La plaignante de Jane Doe « se sentait mal à l’aise d’être nue devant lui », selon la poursuite, « alors elle a quitté la fenêtre et a remis ses vêtements. L’accusé Elfman est resté nu devant la fenêtre pendant encore cinq minutes.
La prochaine fois qu’ils se sont revus, la femme a déclaré : « L’accusé Elfman s’est déshabillé, a de nouveau exposé ses functions génitales et a commencé à prendre un bain. Il a insisté pour que le plaignant vienne aux toilettes et le regarde prendre un bain.

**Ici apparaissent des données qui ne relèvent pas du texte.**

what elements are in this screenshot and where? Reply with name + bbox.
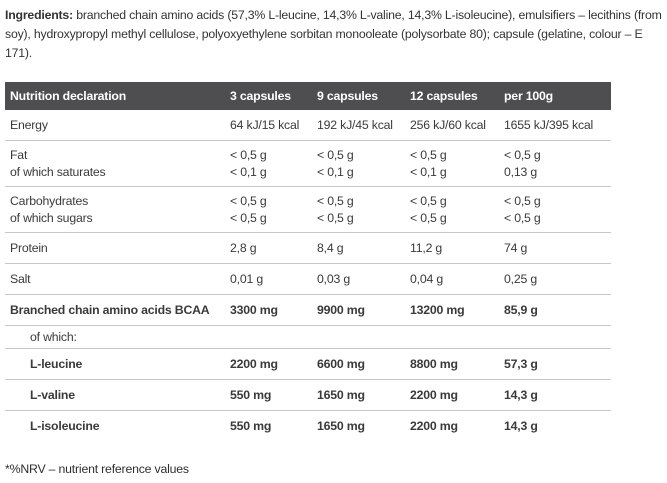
ingredients-paragraph: Ingredients: branched chain amino acids … xyxy=(5,6,663,63)
header-cell-12-capsules: 12 capsules xyxy=(410,89,478,103)
table-row: Salt 0,01 g 0,03 g 0,04 g 0,25 g xyxy=(5,264,611,295)
row-value: 256 kJ/60 kcal xyxy=(410,118,486,132)
row-label: Salt xyxy=(10,272,31,286)
row-value: 14,3 g xyxy=(504,419,538,433)
row-value: 2200 mg xyxy=(410,419,458,433)
row-value: 0,04 g xyxy=(410,272,443,286)
row-sub-value: < 0,1 g xyxy=(410,165,447,179)
row-sub-value: < 0,5 g xyxy=(410,211,447,225)
row-value: 2200 mg xyxy=(230,357,278,371)
row-value: 8,4 g xyxy=(317,241,344,255)
header-cell-nutrition-declaration: Nutrition declaration xyxy=(10,89,127,103)
row-sub-value: < 0,5 g xyxy=(230,211,267,225)
row-value: 14,3 g xyxy=(504,388,538,402)
row-label: Energy xyxy=(10,118,48,132)
row-sub-label: of which saturates xyxy=(10,165,106,179)
row-value: 192 kJ/45 kcal xyxy=(317,118,393,132)
table-header-row: Nutrition declaration 3 capsules 9 capsu… xyxy=(5,82,611,110)
row-value: 550 mg xyxy=(230,388,272,402)
row-sub-label: of which sugars xyxy=(10,211,93,225)
row-value: < 0,5 g < 0,5 g xyxy=(410,193,504,226)
row-value: 1650 mg xyxy=(317,388,365,402)
table-row: Protein 2,8 g 8,4 g 11,2 g 74 g xyxy=(5,233,611,264)
row-sub-value: < 0,1 g xyxy=(230,165,267,179)
row-value: 2,8 g xyxy=(230,241,257,255)
row-value: 13200 mg xyxy=(410,303,465,317)
row-value: 3300 mg xyxy=(230,303,278,317)
row-value: 11,2 g xyxy=(410,241,443,255)
row-sub-value: 0,13 g xyxy=(504,165,537,179)
table-row: Energy 64 kJ/15 kcal 192 kJ/45 kcal 256 kJ/… xyxy=(5,110,611,141)
table-row: Carbohydrates of which sugars < 0,5 g < 0,5… xyxy=(5,187,611,233)
ingredients-text: branched chain amino acids (57,3% L-leuc… xyxy=(5,8,662,60)
row-value: 74 g xyxy=(504,241,528,255)
row-label: Protein xyxy=(10,241,48,255)
table-row: L-valine 550 mg 1650 mg 2200 mg 14,3 g xyxy=(5,380,611,411)
table-row: L-leucine 2200 mg 6600 mg 8800 mg 57,3 g xyxy=(5,349,611,380)
table-body: Energy 64 kJ/15 kcal 192 kJ/45 kcal 256 kJ/… xyxy=(5,110,611,441)
row-value: 1655 kJ/395 kcal xyxy=(504,118,594,132)
row-value: < 0,5 g < 0,1 g xyxy=(317,147,410,180)
row-label: L-valine xyxy=(30,388,75,402)
row-value: 6600 mg xyxy=(317,357,365,371)
row-value: 1650 mg xyxy=(317,419,365,433)
row-sub-value: < 0,5 g xyxy=(317,211,354,225)
row-sub-value: < 0,5 g xyxy=(504,211,541,225)
row-label: L-leucine xyxy=(30,357,83,371)
table-row: Fat of which saturates < 0,5 g < 0,1 g < 0,5… xyxy=(5,141,611,187)
row-value: 2200 mg xyxy=(410,388,458,402)
row-value: 0,25 g xyxy=(504,272,537,286)
table-row: Branched chain amino acids BCAA 3300 mg 99… xyxy=(5,295,611,326)
row-value: 0,01 g xyxy=(230,272,263,286)
row-value: 85,9 g xyxy=(504,303,538,317)
header-cell-per-100g: per 100g xyxy=(504,89,553,103)
nrv-footnote: *%NRV – nutrient reference values xyxy=(5,462,189,476)
row-label: Carbohydrates of which sugars xyxy=(5,193,230,226)
header-cell-9-capsules: 9 capsules xyxy=(317,89,378,103)
header-cell-3-capsules: 3 capsules xyxy=(230,89,291,103)
row-value: < 0,5 g 0,13 g xyxy=(504,147,611,180)
row-value: < 0,5 g < 0,5 g xyxy=(504,193,611,226)
row-value: 64 kJ/15 kcal xyxy=(230,118,300,132)
row-label: Branched chain amino acids BCAA xyxy=(10,303,210,317)
row-sub-value: < 0,1 g xyxy=(317,165,354,179)
row-value: 550 mg xyxy=(230,419,272,433)
row-value: 9900 mg xyxy=(317,303,365,317)
row-label: L-isoleucine xyxy=(30,419,100,433)
row-label: Fat of which saturates xyxy=(5,147,230,180)
row-value: < 0,5 g < 0,1 g xyxy=(230,147,317,180)
row-label: of which: xyxy=(30,330,77,344)
ingredients-label: Ingredients: xyxy=(5,8,73,22)
row-value: 8800 mg xyxy=(410,357,458,371)
table-row: of which: xyxy=(5,326,611,349)
nutrition-table: Nutrition declaration 3 capsules 9 capsu… xyxy=(5,82,611,441)
table-row: L-isoleucine 550 mg 1650 mg 2200 mg 14,3 g xyxy=(5,411,611,441)
row-value: < 0,5 g < 0,5 g xyxy=(230,193,317,226)
row-value: < 0,5 g < 0,5 g xyxy=(317,193,410,226)
row-value: 57,3 g xyxy=(504,357,538,371)
row-value: < 0,5 g < 0,1 g xyxy=(410,147,504,180)
row-value: 0,03 g xyxy=(317,272,350,286)
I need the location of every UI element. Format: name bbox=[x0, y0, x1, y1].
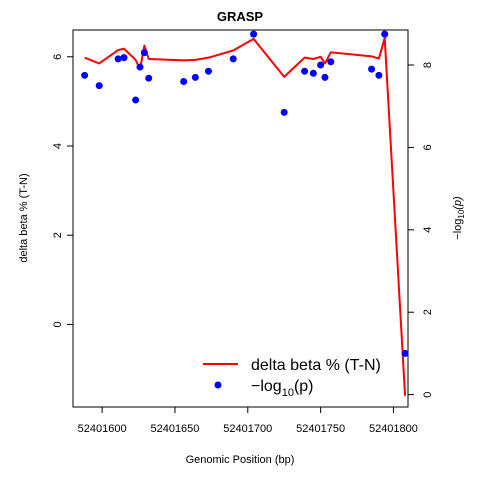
series-layer bbox=[81, 30, 409, 396]
pvalue-point bbox=[81, 71, 89, 79]
y-tick-label: 4 bbox=[52, 143, 64, 149]
pvalue-point bbox=[140, 49, 148, 57]
y-tick-label: 2 bbox=[52, 232, 64, 238]
pvalue-point bbox=[191, 73, 199, 81]
plot-frame bbox=[72, 29, 409, 408]
y-axis-left: 0 2 4 6 bbox=[52, 54, 73, 328]
pvalue-point bbox=[401, 349, 409, 357]
pvalue-point bbox=[321, 73, 329, 81]
x-tick-label: 52401600 bbox=[78, 423, 127, 435]
legend-point-label-subscript: 10 bbox=[282, 387, 294, 399]
pvalue-point bbox=[381, 30, 389, 38]
pvalue-point bbox=[229, 55, 237, 63]
pvalue-point bbox=[204, 67, 212, 75]
pvalue-point bbox=[250, 30, 258, 38]
y2-tick-label: 8 bbox=[422, 62, 434, 68]
pvalue-point bbox=[309, 69, 317, 77]
y2-tick-label: 2 bbox=[422, 309, 434, 315]
pvalue-point bbox=[132, 96, 140, 104]
x-axis: 52401600 52401650 52401700 52401750 52401800 bbox=[78, 407, 418, 435]
x-axis-label: Genomic Position (bp) bbox=[186, 454, 295, 466]
x-tick-label: 52401650 bbox=[150, 423, 199, 435]
y2-tick-label: 4 bbox=[422, 227, 434, 233]
x-tick-label: 52401800 bbox=[369, 423, 418, 435]
pvalue-point bbox=[280, 108, 288, 116]
pvalue-point bbox=[317, 61, 325, 69]
legend-point-label: −log10(p) bbox=[251, 378, 314, 399]
y2-tick-label: 0 bbox=[422, 392, 434, 398]
legend-line-label: delta beta % (T-N) bbox=[251, 357, 381, 374]
pvalue-point bbox=[375, 71, 383, 79]
y-axis-right: 0 2 4 6 8 bbox=[408, 62, 434, 398]
y2-axis-label: −log10(p) bbox=[452, 196, 466, 240]
pvalue-point bbox=[368, 65, 376, 73]
legend-point-label-prefix: −log bbox=[251, 378, 282, 395]
pvalue-point bbox=[114, 55, 122, 63]
y2-tick-label: 6 bbox=[422, 144, 434, 150]
legend-point-swatch bbox=[214, 381, 222, 389]
delta-beta-line bbox=[84, 37, 407, 396]
pvalue-point bbox=[145, 74, 153, 82]
y-tick-label: 0 bbox=[52, 321, 64, 327]
pvalue-point bbox=[327, 58, 335, 66]
y2-axis-label-variable: (p) bbox=[452, 196, 464, 210]
pvalue-point bbox=[136, 63, 144, 71]
legend: delta beta % (T-N) −log10(p) bbox=[203, 357, 381, 399]
pvalue-point bbox=[180, 78, 188, 86]
x-tick-label: 52401700 bbox=[223, 423, 272, 435]
pvalue-point bbox=[120, 54, 128, 62]
y-axis-label: delta beta % (T-N) bbox=[18, 173, 30, 262]
y2-axis-label-subscript: 10 bbox=[457, 209, 466, 218]
legend-point-label-variable: (p) bbox=[294, 378, 314, 395]
x-tick-label: 52401750 bbox=[296, 423, 345, 435]
chart-title: GRASP bbox=[217, 9, 264, 24]
y-tick-label: 6 bbox=[52, 54, 64, 60]
y2-axis-label-prefix: −log bbox=[452, 219, 464, 240]
pvalue-point bbox=[301, 67, 309, 75]
pvalue-point bbox=[95, 82, 103, 90]
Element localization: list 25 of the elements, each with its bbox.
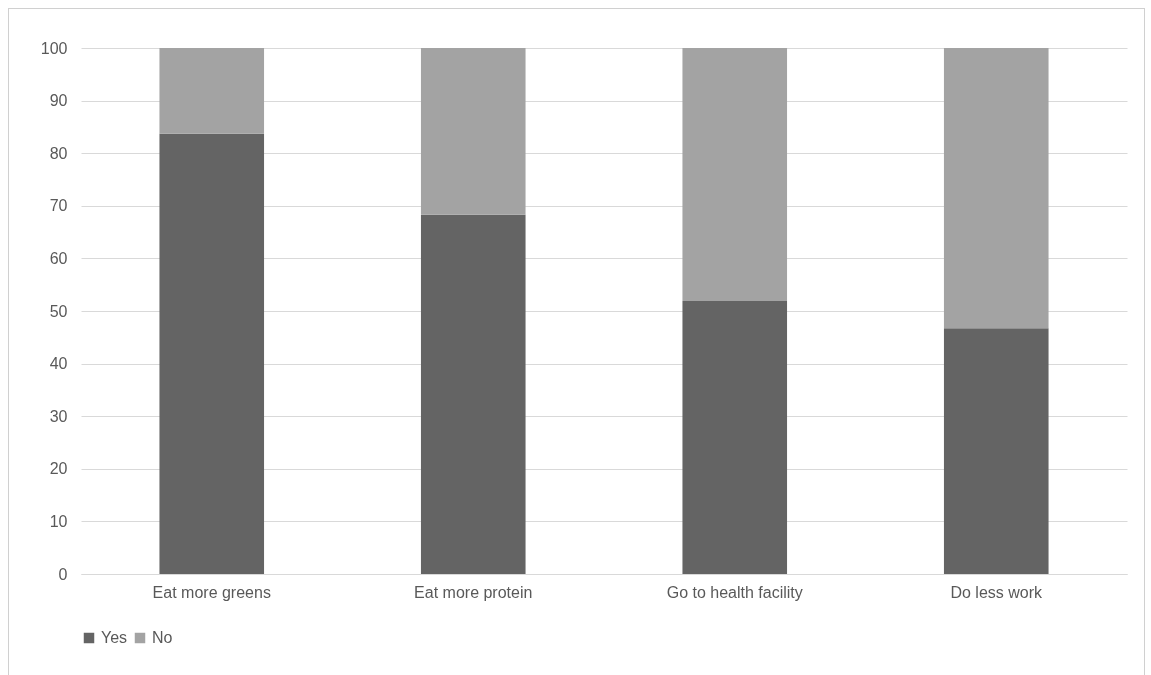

Après cette occasion, selon la poursuite, Elfman s’exposerait à la femme à chaque fois qu’ils se voyaient. Elfman aurait dit à la femme qu’être nu « était la seule façon pour lui de travailler, d’être créatif et de réussir », une allégation similaire à celle qu’Abadi avait allégué à ses amis qui avaient parlé avec Rolling Stone en juillet.
« La plaignante s’est sentie mal à l’aise » avec la nudité, selon le procès, « mais n’a rien dit parce qu’elle ne voulait pas risquer de perdre ». en tant qu’ami et mentor, étant donné ce qu’elle considérait comme une situation très chanceuse dans laquelle elle se trouvait, en tant que specialist pour son travail et protégé.
Selon le procès, à approximativement sept reprises, la femme restait dans la même chambre d’hôtel qu’Elfman et dormait dans le même lit que lui, gardant ses vêtements et dormant généralement sur le dessus des draps pendant qu’Elfman dormait nu à côté d’elle.
« Le plaignant a toujours ressenti un déséquilibre de pouvoir et une pression pour agir d’une certaine manière autour du défendeur Elfman », indique le procès. « La plaignante avait l’impression qu’elle n’avait pas d’autre choix que de toujours se conformer à ses demandes, et la plaignante estimait que c’était une problem de la poursuite de leur relation. »
En 1998, la femme aurait dit à Elfman qu’elle cherchait à déménager de New York à Los Angeles, et elle est restée chez Elfman pendant plusieurs semaines tout en cherchant son propre logement. Pendant qu’il vivait là-bas, Elfman a continué à s’exposer à elle, allègue-t-elle, et « à une event, il a contraint la plaignante à se déshabiller également, ce qu’elle a obéi parce qu’elle estimait qu’elle lui devait un peu moreover que simplement tolérer sa nudité. »
En 2002, lors d’une dialogue, la femme affirme qu’Elfman lui a dit qu’il se masturbait à côté d’elle chaque fois qu’elle dormait à côté de lui, une affirmation qui aurait laissé le plaignant « horrifié et choqué ».
« L’accusé Elfman a en outre expliqué qu’il aimait la regarder dormir et qu’il se masturbait avec elle, à tout second et à chaque fois », indique la poursuite. « Son fétiche, dont elle n’acceptait pas de faire partie, l’obligeait à dormir. »
Leur amitié a brusquement pris fin après cette discussion, selon la poursuite. La femme avait porté plainte après avoir lu l’article preliminary de Rolling Stone, indique la plainte.
Aux côtés d’Elfman, la société De La Muerte a été incluse comme défendeur. Les brings about d’action officielles répertoriées sont l’agression sexuelle, la violence sexiste, l’infliction intentionnelle de détresse émotionnelle, le harcèlement sexuel et la négligence.